A noite foi delas e dos tambores

Patricia Bastos e Sona Jobarteh mostraram no Pequeno Auditório do CCB, na noite de 6 de Novembro, a força e modernidade das suas tradições. África e Brasil numa noite de festa.

Fotogaleria
Sona Jonarteh com a kora num momento da sua actuação Fernando Bento
Fotogaleria
Patricia Bastos no palco do peqeuno Auditório do CCB Fernando Bento
Fotogaleria
Patricia e Sona com músicos, no final. À esquerda, Dante Ozzetti Clicia Vieira Di Miceli

Na mesma noite em que Jorge Palma revisitava O Bairro do Amor no Grande Auditório, a convite do Misty Fest, o Pequeno Auditório enchia-se com um público maioritariamente jovem para assistir a dois concertos vigorosos que acabaram por se tornar complementares: Sona Jobarteh, virtuosa tocadora de Kora da Gâmbia, e Patricia Bastos, do Amapá, Brasil. O festival era o mesmo, mas os sons eram decididamente outros. E vindos de bem longe.

Na Kora, essa extraordinária harpa africana, ou na guitarra acústica com cordas de aço, que foi alternando consoante os temas a que deu voz, Sona liderou com segurança e gosto uma banda com forte balanço rítmico e igual capacidade lírica, num apelo constante à dança. Em temas como Gainaako ou Bannaya, do seu recente disco Fasiya (lançado em 2014), Sona Jobarteh e o seu grupo mostraram a envolvência e o poder dos sons africanos, e a resposta da plateia, em forma de dança ou canto, confirmou o seu real impacto desse apelo. Durante o tempo que estiveram em palco, não houve tempos mortos: apenas a expressão, doce e vibrante, de uma África de perfumes arabizantes, na sua melancólica alegria.

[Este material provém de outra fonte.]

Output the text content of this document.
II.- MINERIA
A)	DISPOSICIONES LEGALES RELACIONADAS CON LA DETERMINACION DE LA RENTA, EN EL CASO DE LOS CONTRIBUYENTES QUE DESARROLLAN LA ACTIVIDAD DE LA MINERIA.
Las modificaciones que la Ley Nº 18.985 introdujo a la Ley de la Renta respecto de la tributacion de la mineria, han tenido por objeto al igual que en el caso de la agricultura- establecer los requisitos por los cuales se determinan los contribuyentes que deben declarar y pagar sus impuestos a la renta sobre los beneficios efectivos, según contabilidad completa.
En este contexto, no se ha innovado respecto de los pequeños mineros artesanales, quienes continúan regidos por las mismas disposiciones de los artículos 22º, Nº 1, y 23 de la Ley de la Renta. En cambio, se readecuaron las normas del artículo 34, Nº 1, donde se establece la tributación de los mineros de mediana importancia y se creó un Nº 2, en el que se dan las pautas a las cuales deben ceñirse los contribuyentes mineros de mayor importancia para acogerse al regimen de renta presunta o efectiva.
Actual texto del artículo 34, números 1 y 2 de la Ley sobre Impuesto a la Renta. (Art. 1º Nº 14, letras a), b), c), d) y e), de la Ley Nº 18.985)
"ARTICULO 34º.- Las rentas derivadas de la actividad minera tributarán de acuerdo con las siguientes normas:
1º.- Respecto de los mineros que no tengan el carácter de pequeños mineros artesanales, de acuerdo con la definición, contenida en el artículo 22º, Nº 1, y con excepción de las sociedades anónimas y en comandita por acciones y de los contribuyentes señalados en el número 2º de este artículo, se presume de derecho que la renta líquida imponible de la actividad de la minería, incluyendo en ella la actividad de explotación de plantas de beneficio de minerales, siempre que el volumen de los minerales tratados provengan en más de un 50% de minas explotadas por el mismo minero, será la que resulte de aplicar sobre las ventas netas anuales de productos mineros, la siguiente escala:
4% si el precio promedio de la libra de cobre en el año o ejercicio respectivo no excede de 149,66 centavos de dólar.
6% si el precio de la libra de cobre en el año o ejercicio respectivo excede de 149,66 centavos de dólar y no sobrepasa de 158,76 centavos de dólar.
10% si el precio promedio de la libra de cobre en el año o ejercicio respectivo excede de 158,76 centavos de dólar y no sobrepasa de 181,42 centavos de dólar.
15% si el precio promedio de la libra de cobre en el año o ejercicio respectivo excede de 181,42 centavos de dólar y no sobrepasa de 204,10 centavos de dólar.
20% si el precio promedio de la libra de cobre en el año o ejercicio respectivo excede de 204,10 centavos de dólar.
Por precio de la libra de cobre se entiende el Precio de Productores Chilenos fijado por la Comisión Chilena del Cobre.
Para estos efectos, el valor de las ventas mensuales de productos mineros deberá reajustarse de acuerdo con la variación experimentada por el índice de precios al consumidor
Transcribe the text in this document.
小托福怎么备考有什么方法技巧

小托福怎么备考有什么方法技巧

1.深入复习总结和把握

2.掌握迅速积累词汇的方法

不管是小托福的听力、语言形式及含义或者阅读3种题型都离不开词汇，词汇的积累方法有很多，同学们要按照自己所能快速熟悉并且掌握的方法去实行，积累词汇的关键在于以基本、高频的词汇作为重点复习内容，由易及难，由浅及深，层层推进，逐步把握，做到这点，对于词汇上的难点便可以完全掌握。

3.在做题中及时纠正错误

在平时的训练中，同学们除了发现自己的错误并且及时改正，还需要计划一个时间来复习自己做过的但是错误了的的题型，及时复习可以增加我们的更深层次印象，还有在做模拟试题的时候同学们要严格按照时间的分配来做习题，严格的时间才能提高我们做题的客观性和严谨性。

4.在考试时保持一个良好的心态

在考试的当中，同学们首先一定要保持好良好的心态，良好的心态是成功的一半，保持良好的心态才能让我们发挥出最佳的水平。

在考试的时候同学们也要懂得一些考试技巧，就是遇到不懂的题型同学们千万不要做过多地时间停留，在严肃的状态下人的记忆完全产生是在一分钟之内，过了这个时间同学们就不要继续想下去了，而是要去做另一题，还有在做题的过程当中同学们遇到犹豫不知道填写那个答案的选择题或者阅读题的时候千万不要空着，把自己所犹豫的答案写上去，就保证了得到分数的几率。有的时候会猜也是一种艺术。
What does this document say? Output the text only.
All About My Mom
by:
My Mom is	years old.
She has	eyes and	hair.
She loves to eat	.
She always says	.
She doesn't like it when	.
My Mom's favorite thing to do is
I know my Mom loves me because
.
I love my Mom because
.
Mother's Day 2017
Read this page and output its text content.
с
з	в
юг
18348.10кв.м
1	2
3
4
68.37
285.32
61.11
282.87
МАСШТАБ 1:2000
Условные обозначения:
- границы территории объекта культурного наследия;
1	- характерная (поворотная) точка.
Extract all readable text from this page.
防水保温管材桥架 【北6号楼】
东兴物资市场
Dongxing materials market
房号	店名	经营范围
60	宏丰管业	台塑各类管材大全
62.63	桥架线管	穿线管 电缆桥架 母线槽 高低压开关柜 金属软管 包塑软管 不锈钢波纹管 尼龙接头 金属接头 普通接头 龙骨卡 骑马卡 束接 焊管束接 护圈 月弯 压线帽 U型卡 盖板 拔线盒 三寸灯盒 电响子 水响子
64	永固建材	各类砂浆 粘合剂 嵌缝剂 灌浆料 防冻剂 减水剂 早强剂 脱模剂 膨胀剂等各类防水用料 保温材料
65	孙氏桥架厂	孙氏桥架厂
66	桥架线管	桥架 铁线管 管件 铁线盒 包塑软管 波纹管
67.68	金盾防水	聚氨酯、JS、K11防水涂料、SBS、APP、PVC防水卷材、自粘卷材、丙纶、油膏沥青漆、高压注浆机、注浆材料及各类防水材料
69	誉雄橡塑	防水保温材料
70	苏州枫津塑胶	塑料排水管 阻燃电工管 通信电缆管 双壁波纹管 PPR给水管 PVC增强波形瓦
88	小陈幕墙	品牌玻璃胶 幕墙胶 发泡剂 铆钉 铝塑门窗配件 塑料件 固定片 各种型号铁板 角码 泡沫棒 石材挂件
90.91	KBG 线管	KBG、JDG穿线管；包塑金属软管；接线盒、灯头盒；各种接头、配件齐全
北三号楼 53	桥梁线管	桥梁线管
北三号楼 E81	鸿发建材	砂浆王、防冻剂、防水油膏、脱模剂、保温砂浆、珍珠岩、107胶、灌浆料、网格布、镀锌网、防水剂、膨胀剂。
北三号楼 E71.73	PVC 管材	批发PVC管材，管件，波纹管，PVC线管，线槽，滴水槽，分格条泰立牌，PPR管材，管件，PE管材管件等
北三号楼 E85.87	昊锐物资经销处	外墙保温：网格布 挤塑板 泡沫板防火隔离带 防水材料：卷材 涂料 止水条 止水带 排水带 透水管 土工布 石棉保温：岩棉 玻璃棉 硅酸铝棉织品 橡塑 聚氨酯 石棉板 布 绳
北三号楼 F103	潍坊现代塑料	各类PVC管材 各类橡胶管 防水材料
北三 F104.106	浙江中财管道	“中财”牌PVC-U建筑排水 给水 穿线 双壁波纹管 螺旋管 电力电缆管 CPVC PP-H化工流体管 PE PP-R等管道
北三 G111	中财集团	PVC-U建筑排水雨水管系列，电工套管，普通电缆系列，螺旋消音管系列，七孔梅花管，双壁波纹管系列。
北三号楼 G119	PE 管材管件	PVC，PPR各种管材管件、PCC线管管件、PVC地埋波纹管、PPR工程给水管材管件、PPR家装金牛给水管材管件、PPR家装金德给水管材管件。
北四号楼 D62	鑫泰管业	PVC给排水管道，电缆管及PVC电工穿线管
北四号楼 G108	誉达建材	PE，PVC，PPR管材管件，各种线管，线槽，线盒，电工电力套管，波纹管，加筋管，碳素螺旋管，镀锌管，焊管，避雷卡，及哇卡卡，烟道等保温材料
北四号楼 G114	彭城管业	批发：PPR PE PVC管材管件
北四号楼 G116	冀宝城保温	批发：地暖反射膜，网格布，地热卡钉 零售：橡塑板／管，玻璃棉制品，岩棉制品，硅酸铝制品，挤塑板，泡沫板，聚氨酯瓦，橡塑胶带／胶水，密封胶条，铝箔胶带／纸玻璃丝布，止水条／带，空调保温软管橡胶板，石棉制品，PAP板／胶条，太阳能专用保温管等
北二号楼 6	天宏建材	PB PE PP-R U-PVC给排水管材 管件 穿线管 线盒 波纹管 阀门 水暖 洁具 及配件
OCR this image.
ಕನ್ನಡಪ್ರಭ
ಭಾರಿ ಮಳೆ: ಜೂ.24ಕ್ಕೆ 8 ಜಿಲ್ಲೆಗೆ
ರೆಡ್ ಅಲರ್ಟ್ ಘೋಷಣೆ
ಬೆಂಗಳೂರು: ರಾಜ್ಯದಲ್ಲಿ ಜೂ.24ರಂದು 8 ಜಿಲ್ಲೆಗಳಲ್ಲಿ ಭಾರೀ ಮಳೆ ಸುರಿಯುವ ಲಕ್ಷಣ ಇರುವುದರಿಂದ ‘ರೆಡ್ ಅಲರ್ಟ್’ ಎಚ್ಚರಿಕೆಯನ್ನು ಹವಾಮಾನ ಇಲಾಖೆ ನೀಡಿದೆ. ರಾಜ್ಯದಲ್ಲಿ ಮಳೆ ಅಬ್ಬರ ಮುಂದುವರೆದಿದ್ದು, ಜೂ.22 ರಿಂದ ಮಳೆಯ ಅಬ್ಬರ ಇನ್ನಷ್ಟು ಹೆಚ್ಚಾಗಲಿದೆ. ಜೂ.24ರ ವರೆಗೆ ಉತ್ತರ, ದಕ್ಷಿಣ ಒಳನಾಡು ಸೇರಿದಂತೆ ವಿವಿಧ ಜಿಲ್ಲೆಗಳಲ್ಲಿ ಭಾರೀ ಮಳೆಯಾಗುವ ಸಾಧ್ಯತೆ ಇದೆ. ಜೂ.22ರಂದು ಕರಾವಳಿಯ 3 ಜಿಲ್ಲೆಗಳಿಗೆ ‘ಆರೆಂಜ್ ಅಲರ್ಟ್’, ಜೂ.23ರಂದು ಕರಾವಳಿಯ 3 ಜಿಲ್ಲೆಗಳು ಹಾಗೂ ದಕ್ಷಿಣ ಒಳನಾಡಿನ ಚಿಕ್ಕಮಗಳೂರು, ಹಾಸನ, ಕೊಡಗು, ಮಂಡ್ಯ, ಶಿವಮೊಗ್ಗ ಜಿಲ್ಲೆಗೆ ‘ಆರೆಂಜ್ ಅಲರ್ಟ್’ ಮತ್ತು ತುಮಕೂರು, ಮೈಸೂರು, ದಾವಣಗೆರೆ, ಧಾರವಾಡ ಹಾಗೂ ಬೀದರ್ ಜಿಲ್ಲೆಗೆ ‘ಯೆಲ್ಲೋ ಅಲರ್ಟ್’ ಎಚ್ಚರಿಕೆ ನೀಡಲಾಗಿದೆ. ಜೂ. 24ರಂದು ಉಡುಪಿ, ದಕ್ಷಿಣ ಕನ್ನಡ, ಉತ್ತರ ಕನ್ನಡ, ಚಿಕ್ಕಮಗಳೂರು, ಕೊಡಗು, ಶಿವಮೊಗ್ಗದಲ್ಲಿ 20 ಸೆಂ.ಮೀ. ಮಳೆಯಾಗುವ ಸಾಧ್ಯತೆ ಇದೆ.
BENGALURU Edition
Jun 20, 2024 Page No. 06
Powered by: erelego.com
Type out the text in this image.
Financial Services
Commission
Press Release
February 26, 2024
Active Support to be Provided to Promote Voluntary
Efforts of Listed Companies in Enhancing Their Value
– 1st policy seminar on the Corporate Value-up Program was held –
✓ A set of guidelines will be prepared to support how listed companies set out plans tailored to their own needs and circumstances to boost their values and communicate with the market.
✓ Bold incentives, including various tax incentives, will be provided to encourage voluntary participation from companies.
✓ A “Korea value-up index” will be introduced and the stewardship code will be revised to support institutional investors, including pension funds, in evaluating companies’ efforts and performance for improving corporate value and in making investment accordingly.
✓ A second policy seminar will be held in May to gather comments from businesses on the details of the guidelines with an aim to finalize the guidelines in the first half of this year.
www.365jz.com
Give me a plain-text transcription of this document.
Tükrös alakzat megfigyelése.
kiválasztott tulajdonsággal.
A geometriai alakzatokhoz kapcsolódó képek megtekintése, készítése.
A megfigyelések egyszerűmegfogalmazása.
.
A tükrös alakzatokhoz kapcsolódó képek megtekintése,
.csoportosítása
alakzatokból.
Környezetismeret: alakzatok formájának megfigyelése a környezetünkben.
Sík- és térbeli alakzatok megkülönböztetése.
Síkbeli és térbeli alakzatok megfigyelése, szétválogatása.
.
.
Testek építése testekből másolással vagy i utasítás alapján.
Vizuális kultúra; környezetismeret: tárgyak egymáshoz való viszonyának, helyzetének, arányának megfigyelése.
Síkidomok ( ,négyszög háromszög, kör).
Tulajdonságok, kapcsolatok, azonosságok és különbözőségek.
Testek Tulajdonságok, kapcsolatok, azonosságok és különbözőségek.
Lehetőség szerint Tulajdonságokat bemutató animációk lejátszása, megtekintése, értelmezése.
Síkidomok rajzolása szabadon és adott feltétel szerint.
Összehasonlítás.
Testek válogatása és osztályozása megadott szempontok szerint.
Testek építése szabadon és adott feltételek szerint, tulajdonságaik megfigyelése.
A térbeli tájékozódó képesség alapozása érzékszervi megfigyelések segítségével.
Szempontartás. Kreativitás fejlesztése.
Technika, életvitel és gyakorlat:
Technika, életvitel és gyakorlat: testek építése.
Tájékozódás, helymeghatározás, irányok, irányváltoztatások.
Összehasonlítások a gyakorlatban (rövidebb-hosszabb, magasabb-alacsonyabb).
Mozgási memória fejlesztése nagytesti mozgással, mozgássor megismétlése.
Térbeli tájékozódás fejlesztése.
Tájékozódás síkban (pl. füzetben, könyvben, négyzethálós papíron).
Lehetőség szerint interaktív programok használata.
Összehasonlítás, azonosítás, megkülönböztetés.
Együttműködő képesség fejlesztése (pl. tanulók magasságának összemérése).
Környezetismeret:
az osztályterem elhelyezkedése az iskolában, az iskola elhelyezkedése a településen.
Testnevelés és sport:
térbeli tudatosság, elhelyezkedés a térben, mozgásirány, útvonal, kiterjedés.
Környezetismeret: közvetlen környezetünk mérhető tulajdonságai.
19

A presença de Patricia Bastos, a seguir, não destoou da atmosfera. Pelo contrário. Se os tambores gambianos tinham mostrado a sua voz e os seus poderes, os amapaenses, aqui percutidos com sabedoria e nervo pelo Trio Manari, juntaram-se-lhes em igual patamar. Patricia, por seu turno, exibindo uma sensualidade contida e suave, jogou cinco cartas do seu disco Zuluza, que recebeu em 2014 o prémio para melhor álbum regional no Brasil: Zulusa, No laguinho, Canoa voadeira, Incantu e Rodopiado. Depois, revisitando outras canções, cantou Demônio de batom (do álbum Eu Sou Caboca, de 2009), Alguém total e Os passionais, ambas de Dante Ozzetti e Luiz Tatit, gravadas respectivamente por Ceumar e Mariana Aydar. Foi Dante Ozzetti, aliás, o seu único acompanhante nos dois últimos temas, ao violão, enquanto os restantes músicos se ausentavam do palco por uns instantes.

O romance trágico e melancólico de Mal de amor assinalou o regresso da banda, que no momento seguinte “atacou” a tempestade rítmica de U amassu i u dubradú, réplica (só na letra) de Teresinha de Chico Buarque, mas em corruptelas amapaenses destinadas a fazer vibrar os tambores do ritmo marabaixo e num vocal de velocidade alucinante: “U primeiro mé chegú/ cumo quem qué’ africar/ troxe dois baita tambú/ lá dé Mazagão dé lá.” A estes dois temas de Zulusa (ouviram-se nove dos 14, na noite) viriam a somar-se mais dois, já no final (Mais uma e Causou). Mas, antes, Patricia voltou ao “cofre” das criações da dupla Dante Ozzetti e Luiz Tatit para de lá retirar Achou! (que já titulou um disco de Ceumar).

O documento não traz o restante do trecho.